Festas para homossexuais masculinos infectados pelo vírus da Aids, o HIV, podem ajudar a conter a disseminação da doença, mas esses eventos podem também aumentar a exposição a uma supercontaminação, disseram na quinta-feira cientistas.
As chamadas "Festas POZ" começaram em Nova York, nos anos 1990, como uma reunião informal de homossexuais masculinos portadores do HIV. Desde então, a idéia espalhou-se e chegou ao Canadá, à Austrália e à parte ocidental da Europa.

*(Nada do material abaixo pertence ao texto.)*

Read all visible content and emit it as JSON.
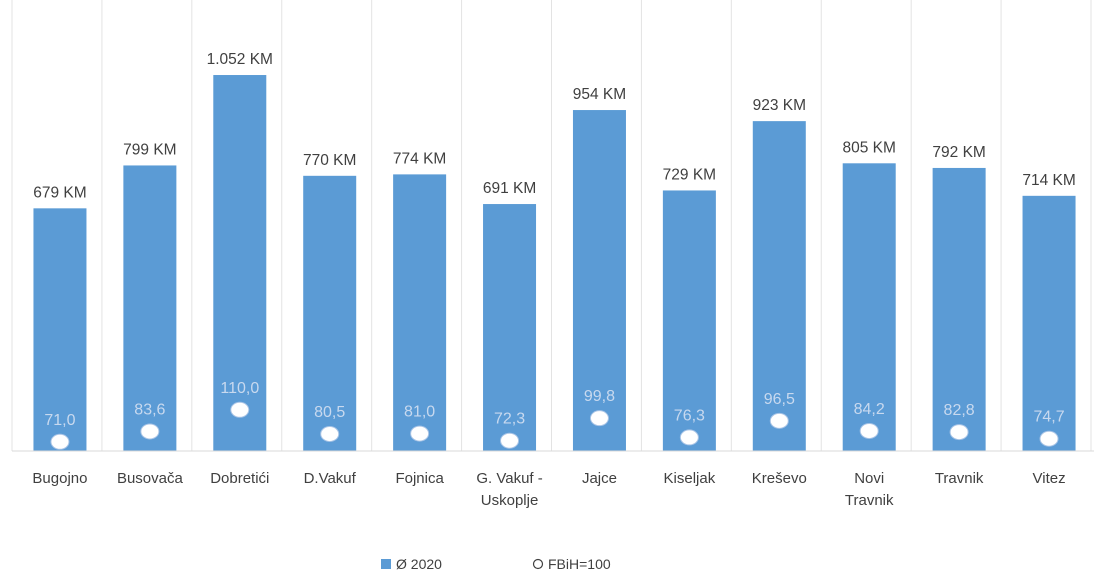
{
  "chart_data": {
    "type": "bar",
    "categories": [
      [
        "Bugojno"
      ],
      [
        "Busovača"
      ],
      [
        "Dobretići"
      ],
      [
        "D.Vakuf"
      ],
      [
        "Fojnica"
      ],
      [
        "G. Vakuf -",
        "Uskoplje"
      ],
      [
        "Jajce"
      ],
      [
        "Kiseljak"
      ],
      [
        "Kreševo"
      ],
      [
        "Novi",
        "Travnik"
      ],
      [
        "Travnik"
      ],
      [
        "Vitez"
      ]
    ],
    "series": [
      {
        "name": "Ø 2020",
        "type": "bar",
        "color": "#5b9bd5",
        "values": [
          679,
          799,
          1052,
          770,
          774,
          691,
          954,
          729,
          923,
          805,
          792,
          714
        ],
        "labels": [
          "679 KM",
          "799 KM",
          "1.052 KM",
          "770 KM",
          "774 KM",
          "691 KM",
          "954 KM",
          "729 KM",
          "923 KM",
          "805 KM",
          "792 KM",
          "714 KM"
        ]
      },
      {
        "name": "FBiH=100",
        "type": "scatter",
        "marker": "circle",
        "color": "#ffffff",
        "values": [
          71.0,
          83.6,
          110.0,
          80.5,
          81.0,
          72.3,
          99.8,
          76.3,
          96.5,
          84.2,
          82.8,
          74.7
        ],
        "labels": [
          "71,0",
          "83,6",
          "110,0",
          "80,5",
          "81,0",
          "72,3",
          "99,8",
          "76,3",
          "96,5",
          "84,2",
          "82,8",
          "74,7"
        ]
      }
    ],
    "ylim": [
      0,
      1150
    ],
    "secondary_ylim": [
      0,
      150
    ],
    "grid": false,
    "legend_position": "bottom"
  }
}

Michael Clatts e colegas do Instituto Nacional de Desenvolvimento e Pesquisa em Nova York, que entrevistaram 115 homens frequentadores das Festas POZ em 2003, temem que esses eventos contribuam para a disseminação de um tipo de HIV resistente aos medicamentos.

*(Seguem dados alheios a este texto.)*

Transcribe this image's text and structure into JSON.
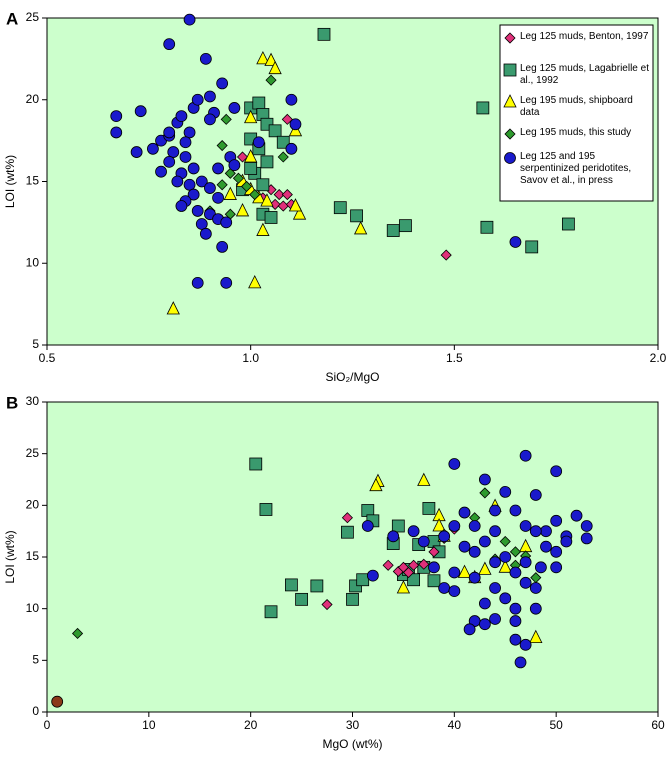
{
  "chart_data": [
    {
      "type": "scatter",
      "label": "A",
      "xlabel": "SiO₂/MgO",
      "ylabel": "LOI (wt%)",
      "xlim": [
        0.5,
        2.0
      ],
      "xticks": [
        0.5,
        {
          "value": 1.0,
          "label": "1.0"
        },
        1.5,
        {
          "value": 2.0,
          "label": "2.0"
        }
      ],
      "ylim": [
        5,
        25
      ],
      "yticks": [
        5,
        10,
        15,
        20,
        25
      ],
      "background": "#ccffcc",
      "legend": "upper right",
      "series": [
        {
          "name": "Leg 125 muds, Benton, 1997",
          "color": "#e0307a",
          "marker": "diamond",
          "x": [
            1.48,
            1.09,
            1.05,
            1.07,
            1.09,
            1.06,
            1.08,
            1.1,
            1.03,
            0.98
          ],
          "values": [
            10.5,
            18.8,
            14.5,
            14.2,
            14.2,
            13.6,
            13.5,
            13.6,
            14.0,
            16.5
          ]
        },
        {
          "name": "Leg 125 muds, Lagabrielle et al., 1992",
          "color": "#3a9a6e",
          "marker": "square",
          "x": [
            1.18,
            1.57,
            1.0,
            1.02,
            1.03,
            1.04,
            1.06,
            1.08,
            1.0,
            1.02,
            1.04,
            1.01,
            1.03,
            1.03,
            1.05,
            1.22,
            1.26,
            1.35,
            1.38,
            1.58,
            1.69,
            1.78,
            0.98,
            1.0
          ],
          "values": [
            24,
            19.5,
            19.5,
            19.8,
            19.1,
            18.5,
            18.1,
            17.4,
            17.6,
            17.0,
            16.2,
            15.5,
            14.8,
            13.0,
            12.8,
            13.4,
            12.9,
            12.0,
            12.3,
            12.2,
            11.0,
            12.4,
            14.5,
            15.8
          ]
        },
        {
          "name": "Leg 195 muds, shipboard data",
          "color": "#ffff00",
          "marker": "triangle",
          "x": [
            0.81,
            1.01,
            1.03,
            1.05,
            1.06,
            1.11,
            1.0,
            1.0,
            0.98,
            1.0,
            1.02,
            1.04,
            1.12,
            1.11,
            1.03,
            1.27,
            0.98,
            0.95
          ],
          "values": [
            7.2,
            8.8,
            22.5,
            22.4,
            21.9,
            18.1,
            18.9,
            16.5,
            15.0,
            14.5,
            14.0,
            13.8,
            13.0,
            13.5,
            12.0,
            12.1,
            13.2,
            14.2
          ]
        },
        {
          "name": "Leg 195 muds, this study",
          "color": "#2e9a2e",
          "marker": "diamond",
          "x": [
            1.05,
            0.94,
            0.93,
            1.08,
            0.95,
            0.97,
            0.93,
            0.99,
            1.01,
            0.9,
            0.95
          ],
          "values": [
            21.2,
            18.8,
            17.2,
            16.5,
            15.5,
            15.2,
            14.8,
            14.7,
            14.2,
            13.2,
            13.0
          ]
        },
        {
          "name": "Leg 125 and 195 serpentinized peridotites, Savov et al., in press",
          "color": "#1a1acc",
          "marker": "circle",
          "x": [
            0.85,
            0.8,
            0.89,
            0.67,
            0.73,
            0.67,
            0.72,
            0.76,
            0.78,
            0.8,
            0.82,
            0.8,
            0.83,
            0.86,
            0.87,
            0.9,
            0.91,
            0.9,
            0.85,
            0.84,
            0.81,
            0.8,
            0.84,
            0.86,
            0.83,
            0.78,
            0.82,
            0.85,
            0.88,
            0.9,
            0.86,
            0.84,
            0.83,
            0.87,
            0.9,
            0.92,
            0.88,
            0.89,
            0.94,
            0.93,
            0.87,
            0.94,
            1.02,
            1.1,
            1.11,
            1.1,
            1.65,
            0.95,
            0.96,
            0.92,
            0.93,
            0.96,
            0.92
          ],
          "values": [
            24.9,
            23.4,
            22.5,
            19.0,
            19.3,
            18.0,
            16.8,
            17.0,
            17.5,
            17.8,
            18.6,
            18.0,
            19.0,
            19.5,
            20.0,
            20.2,
            19.2,
            18.8,
            18.0,
            17.4,
            16.8,
            16.2,
            16.5,
            15.8,
            15.5,
            15.6,
            15.0,
            14.8,
            15.0,
            14.6,
            14.2,
            13.8,
            13.5,
            13.2,
            13.0,
            12.7,
            12.4,
            11.8,
            12.5,
            11.0,
            8.8,
            8.8,
            17.4,
            20.0,
            18.5,
            17.0,
            11.3,
            16.5,
            16.0,
            15.8,
            21.0,
            19.5,
            14.0
          ]
        }
      ]
    },
    {
      "type": "scatter",
      "label": "B",
      "xlabel": "MgO (wt%)",
      "ylabel": "LOI (wt%)",
      "xlim": [
        0,
        60
      ],
      "xticks": [
        0,
        10,
        20,
        30,
        40,
        50,
        60
      ],
      "ylim": [
        0,
        30
      ],
      "yticks": [
        0,
        5,
        10,
        15,
        20,
        25,
        30
      ],
      "background": "#ccffcc",
      "series": [
        {
          "color": "#3a9a6e",
          "marker": "square",
          "x": [
            20.5,
            21.5,
            22,
            24,
            25,
            26.5,
            29.5,
            30,
            30.3,
            31,
            31.5,
            32,
            34,
            34.5,
            35,
            35.5,
            36,
            37,
            37.5,
            38,
            38.5,
            38,
            36.5
          ],
          "values": [
            24,
            19.6,
            9.7,
            12.3,
            10.9,
            12.2,
            17.4,
            10.9,
            12.2,
            12.8,
            19.5,
            18.5,
            16.3,
            18,
            13.3,
            13.8,
            12.8,
            14,
            19.7,
            16.5,
            15.5,
            12.7,
            16.2
          ]
        },
        {
          "color": "#e0307a",
          "marker": "diamond",
          "x": [
            27.5,
            29.5,
            33.5,
            34.5,
            35,
            35.5,
            36,
            37,
            38,
            39,
            40
          ],
          "values": [
            10.4,
            18.8,
            14.2,
            13.6,
            14.0,
            13.5,
            14.2,
            14.3,
            15.5,
            16.8,
            17.7
          ]
        },
        {
          "color": "#ffff00",
          "marker": "triangle",
          "x": [
            32.5,
            32.3,
            37,
            38.5,
            38.5,
            39,
            41,
            44,
            42,
            43,
            35,
            48,
            47,
            45
          ],
          "values": [
            22.3,
            21.9,
            22.4,
            19.0,
            18.0,
            17.0,
            13.5,
            19.9,
            13.0,
            13.8,
            12.0,
            7.2,
            16.0,
            14.0
          ]
        },
        {
          "color": "#2e9a2e",
          "marker": "diamond",
          "x": [
            3,
            43,
            42,
            39,
            45,
            46,
            47,
            44,
            48,
            46
          ],
          "values": [
            7.6,
            21.2,
            18.8,
            17.2,
            16.5,
            15.5,
            15.1,
            14.8,
            13.0,
            14.2
          ]
        },
        {
          "color": "#1a1acc",
          "marker": "circle",
          "x": [
            40,
            43,
            47,
            50,
            45,
            48,
            52,
            53,
            53,
            50,
            49,
            51,
            46,
            44,
            41,
            42,
            40,
            39,
            41,
            42,
            43,
            44,
            47,
            48,
            49,
            50,
            45,
            46,
            47,
            48,
            44,
            45,
            46,
            43,
            44,
            42,
            43,
            46,
            47,
            46.5,
            46,
            48,
            48.5,
            47,
            42,
            40,
            39,
            40,
            41.5,
            38,
            37,
            36,
            34,
            32,
            31.5,
            50,
            51,
            44
          ],
          "values": [
            24,
            22.5,
            24.8,
            23.3,
            21.3,
            21,
            19,
            18,
            16.8,
            18.5,
            17.5,
            17,
            19.5,
            19.5,
            19.3,
            18,
            18,
            17,
            16,
            15.5,
            16.5,
            17.5,
            18,
            17.5,
            16,
            15.5,
            15,
            13.5,
            12.5,
            12,
            12,
            11,
            10,
            10.5,
            9,
            8.8,
            8.5,
            8.8,
            6.5,
            4.8,
            7,
            10,
            14,
            14.5,
            13,
            13.5,
            12,
            11.7,
            8,
            14,
            16.5,
            17.5,
            17,
            13.2,
            18,
            14,
            16.5,
            14.5
          ]
        },
        {
          "color": "#8b3a1a",
          "marker": "circle",
          "x": [
            1
          ],
          "values": [
            1
          ]
        }
      ]
    }
  ]
}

- O contato sexual sem proteção com parceiros portadores do HIV e com parceiros de situação desconhecida fora das Festas POZ pode contribuir para a disseminação de uma superinfecção pelo HIV - afirmou Clatts, em uma matéria publicada na revista Sexually Transmitted Infections.
A resistência aos medicamentos anti-retrovirais transformou-se em um problema nos países desenvolvidos, onde tais tratamentos estão disponíveis há vários anos.

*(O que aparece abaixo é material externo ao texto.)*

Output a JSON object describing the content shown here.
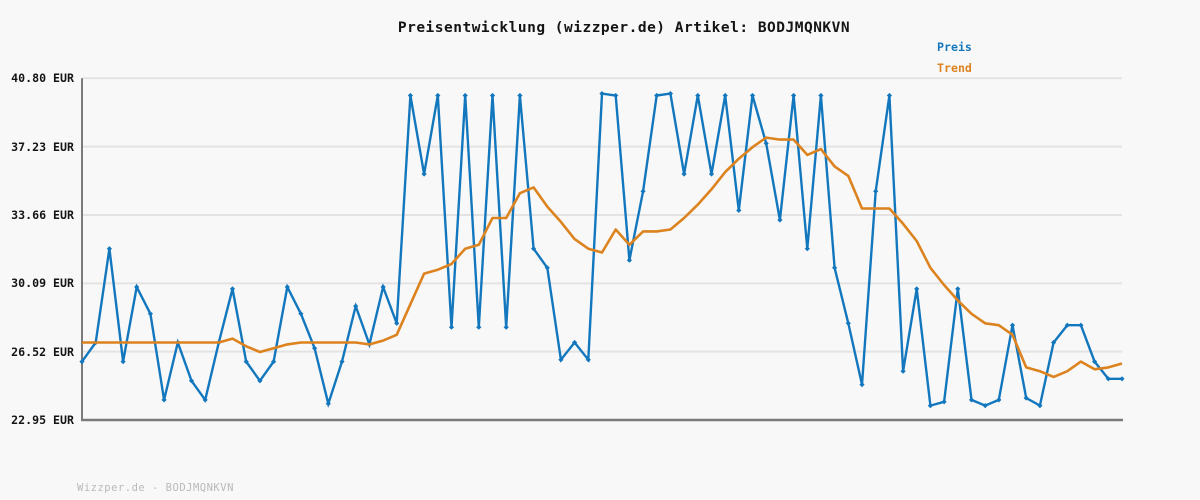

O vírus sofre mutações constantes e pode desenvolver resistência a um tipo ou a mais de um tipo de tratamento com os anti-retrovirais.
Por meio de sites e de listas de email, as pessoas ficam sabendo onde acontecem essas festas. Em algumas cidades, há várias delas por mês.
Homens entrevistados durante o estudo afirmaram participar desses eventos porque ali não era necessário responder a perguntas sobre sua situação em relação à Aids. Outros disseram que se viam atraídos pela possibilidade de praticar sexo sem proteção.
Cerca de 70% dos frequentadores das festas POZ eram brancos, segundo o estudo. A maioria, 97%, mantinha relações sexuais apenas com homens. Preservativos eram raramente usados nesses locais.